A slump in the number of pupils opting to study foreign languages is revealed today as headteachers warn that teenagers are choosing "easier" A-level subjects such as psychology and media studies.

A-level results received by 250,000 entrants this morning show a record pass rate for the 21st year in succession.

But John Dunford, general secretary of the Secondary Heads Association, said the figures showed "the hidden scandal of A-levels".

He said that pupils were opting for subjects such as psychology, which were "statistically proven" to be easier than traditional subjects such as maths, sciences and languages. The Government's inquiry into exam reform had to ensure a common standard in all subjects, he added.

Mr Dunford's comments came as the results showed that the pass rate had risen by 1.1 per cent to 95.4 per cent.

The percentage of A-grade passes increased from 20.7 per cent to 21.6 per cent. Girls also increased their lead over boys by 0.3 per cent to 2.9 per cent.

But the most worrying factor was the decline in the number of candidates opting to take mainstream European languages at AS-level. Those taking German declined by 8.5 per cent this year and French by 3.2 per cent. At A-level, the figures were down 0.9 per cent and 0.5 per cent respectively.

Headteachers put the AS-level drop down to schools "jumping the gun" over the Government's decision to make languages voluntary for 14 to 16-year-olds from September.

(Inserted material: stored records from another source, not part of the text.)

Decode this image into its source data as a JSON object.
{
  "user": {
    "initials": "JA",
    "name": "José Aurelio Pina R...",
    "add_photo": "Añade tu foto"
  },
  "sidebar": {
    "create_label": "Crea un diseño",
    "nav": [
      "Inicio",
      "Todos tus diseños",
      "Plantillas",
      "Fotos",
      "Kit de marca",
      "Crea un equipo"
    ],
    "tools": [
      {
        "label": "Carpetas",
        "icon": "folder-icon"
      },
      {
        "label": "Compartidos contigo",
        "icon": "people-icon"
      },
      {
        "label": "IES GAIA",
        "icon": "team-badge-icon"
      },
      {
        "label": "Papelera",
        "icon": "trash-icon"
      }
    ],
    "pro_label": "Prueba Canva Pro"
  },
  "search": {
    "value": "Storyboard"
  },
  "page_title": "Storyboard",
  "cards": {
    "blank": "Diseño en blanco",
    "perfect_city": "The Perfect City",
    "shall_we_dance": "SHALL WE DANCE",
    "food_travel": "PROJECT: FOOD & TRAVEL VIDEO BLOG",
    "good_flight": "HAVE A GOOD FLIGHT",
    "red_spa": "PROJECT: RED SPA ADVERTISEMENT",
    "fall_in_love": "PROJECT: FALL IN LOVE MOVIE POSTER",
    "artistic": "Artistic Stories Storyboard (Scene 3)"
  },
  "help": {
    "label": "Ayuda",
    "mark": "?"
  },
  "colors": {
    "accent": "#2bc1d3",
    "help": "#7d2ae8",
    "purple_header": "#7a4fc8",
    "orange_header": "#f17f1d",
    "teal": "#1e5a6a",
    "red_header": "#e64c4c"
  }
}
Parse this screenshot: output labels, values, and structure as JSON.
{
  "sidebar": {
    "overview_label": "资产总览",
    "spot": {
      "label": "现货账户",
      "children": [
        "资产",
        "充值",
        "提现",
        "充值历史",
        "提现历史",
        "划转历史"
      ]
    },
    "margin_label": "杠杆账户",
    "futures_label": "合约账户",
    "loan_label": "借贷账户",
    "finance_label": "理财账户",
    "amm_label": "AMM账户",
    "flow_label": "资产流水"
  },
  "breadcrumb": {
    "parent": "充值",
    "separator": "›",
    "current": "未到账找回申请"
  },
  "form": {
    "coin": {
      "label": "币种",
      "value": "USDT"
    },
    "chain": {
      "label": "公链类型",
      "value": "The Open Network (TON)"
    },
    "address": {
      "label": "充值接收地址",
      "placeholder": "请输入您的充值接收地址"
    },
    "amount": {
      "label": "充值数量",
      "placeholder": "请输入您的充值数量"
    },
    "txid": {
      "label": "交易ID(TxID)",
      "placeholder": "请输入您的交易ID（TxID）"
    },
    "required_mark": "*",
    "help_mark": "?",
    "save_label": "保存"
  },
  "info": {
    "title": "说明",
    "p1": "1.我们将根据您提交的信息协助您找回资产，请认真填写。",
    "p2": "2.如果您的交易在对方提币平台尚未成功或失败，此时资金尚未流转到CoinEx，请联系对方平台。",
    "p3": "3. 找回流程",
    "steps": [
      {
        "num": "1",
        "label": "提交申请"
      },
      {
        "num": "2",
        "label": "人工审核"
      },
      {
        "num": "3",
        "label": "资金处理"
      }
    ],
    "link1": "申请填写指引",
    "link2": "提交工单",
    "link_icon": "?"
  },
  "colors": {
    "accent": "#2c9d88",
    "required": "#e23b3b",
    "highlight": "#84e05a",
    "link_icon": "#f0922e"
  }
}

Mr Dunford said: "The languages situation will get worse. We had hoped with the introduction of AS-levels and more breadth in the sixth-form curriculum that more people would have been persuaded to take the subject for a further year."

Linda Parker, director of the Association for Language Learning, added: "I do agree there is a perception - not just among students but also among senior school managers and teachers - that languages are difficult. Senior managers particularly have an eye on league tables and perhaps do not encourage students to continue with languages."

In science at A-level, the drop in physics candidates was 3 per cent this year, chemistry 1.5 per cent and biology 0.8 per cent. Mr Dunford's comments were dismissed last night by David Miliband, the minister for School Standards. He said: "Every A-level subject meets rigorous standards and several international panels have shown this in the past. Today we should be celebrating. Let's give students a break from this annual carping."